I'm also wondering if your boy has any inclination as to what is happening between the two of you. It may be important to reinforce how much he is loved and cared for. Children can be very perceptive even if they don't understand what is happening.

Is your wife receiving any help and assistance with her depression?

It does sound like you have tried many things to show her how much you care.

Wish you all the best.

Cheers from Dools

Thank you for you response it really was helpful.

Yes she used the old analogy that "she loves me, but isn't in love with me". She also says she feels like we are more flat mates raising a child rather than lovers, which is true and I can see where she is coming from.

At the moment our little boy is priority number 1 and he has no idea anything is going on, which is great. I am spending a lot of time with him making sure he is cared for, trying to keep myself sane, but my wife I can not help. She is resistant to me and anything I try. Like I said before I am just giving her space and telling her I will be there if she needs me.

My wife has been to the GP twice and was not prescribed anti-depressants. The GP said because she knows the cause of her depression that is different than being sad for no reason. As for other assistance, only the councillor we are seeing tomorrow for our second session.

Her moods over the past 8 days have been extremely unpredictable, on Monday she stated she wanted to try and work things out; however, on Tuesday she said she thinks she is done.

So I am still in the dark as to what she wants. Hopefully the counselling will make things clearer.

Thank you for the support. It really helps.
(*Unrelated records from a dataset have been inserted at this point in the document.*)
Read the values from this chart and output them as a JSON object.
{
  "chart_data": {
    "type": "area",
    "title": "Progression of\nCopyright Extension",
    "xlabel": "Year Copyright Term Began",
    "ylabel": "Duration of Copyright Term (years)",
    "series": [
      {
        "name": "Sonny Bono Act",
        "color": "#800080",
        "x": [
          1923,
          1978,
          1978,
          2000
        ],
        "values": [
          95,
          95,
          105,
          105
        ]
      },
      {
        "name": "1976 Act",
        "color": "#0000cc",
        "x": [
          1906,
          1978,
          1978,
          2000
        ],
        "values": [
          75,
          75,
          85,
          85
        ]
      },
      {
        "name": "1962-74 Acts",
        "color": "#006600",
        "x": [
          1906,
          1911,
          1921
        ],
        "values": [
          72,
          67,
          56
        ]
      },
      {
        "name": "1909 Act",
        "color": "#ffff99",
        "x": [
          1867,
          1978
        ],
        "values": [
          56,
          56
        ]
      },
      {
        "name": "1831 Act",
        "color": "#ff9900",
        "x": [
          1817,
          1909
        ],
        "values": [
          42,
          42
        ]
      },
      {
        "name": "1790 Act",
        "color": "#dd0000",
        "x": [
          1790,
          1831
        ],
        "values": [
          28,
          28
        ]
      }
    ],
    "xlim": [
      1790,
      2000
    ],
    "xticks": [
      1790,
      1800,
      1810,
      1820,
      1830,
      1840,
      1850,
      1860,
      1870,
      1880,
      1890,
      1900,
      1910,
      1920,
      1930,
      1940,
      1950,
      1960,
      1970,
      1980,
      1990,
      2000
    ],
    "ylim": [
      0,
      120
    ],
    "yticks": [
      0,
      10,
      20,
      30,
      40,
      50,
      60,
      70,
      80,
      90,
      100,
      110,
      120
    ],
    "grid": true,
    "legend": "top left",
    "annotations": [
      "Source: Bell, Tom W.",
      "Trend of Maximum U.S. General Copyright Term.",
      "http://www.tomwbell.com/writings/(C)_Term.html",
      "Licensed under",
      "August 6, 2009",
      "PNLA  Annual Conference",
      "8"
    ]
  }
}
Hi 38yearold (and a wave to all your lovely supporters here),

I feel this must be such a confusing and painful time for you. I would think you’re possibly feeling as though you’re walking on eggshells as it’s hard to predict her changing mood/needs...

You sound like a wonderful parent. You’re clearly very devoted and loving. Your son is very lucky to have you in his life.

You clearly also love your wife very much. I admire your willingness to try to work things out...

As beautiful birdy and the other lovely people here have touched on (waves to Isajett, Dools and all), sometimes depression can mean we shut people out. I’m not saying your wife is the same as me, but I definitely have a tendency to do that too when I’m in a bad emotional state. I suppose what I’m saying is sometimes depression means we end up accidentally hurting those we love...

I hope your second counselling session goes well today. If you feel it helps to write here, please feel free to do so and let us know how things progress with your wife and son.

kind thoughts to you today.

Pepper

Burdy
Community Member

Hi 38yearold and everyone,

So sorry to hear you are going through this time of confusion and pain. Sounds like you love your wife very much and are doing what you can to support her and your son.

I can not really give any advice more than what others have already but just wanted to say thank you for sharing and please keep using this space to reach out and for support, it is an amazing network of beautiful people.

In other words, as much as you are wonderfully supporting your wife and son don't forget to look after yourself through this as well.

Glad to hear you both have chosen to attend counseling and that it helps you both to work through this as a family and individually.

Things may get worse before they get better but they will always get better, no matter the outcome.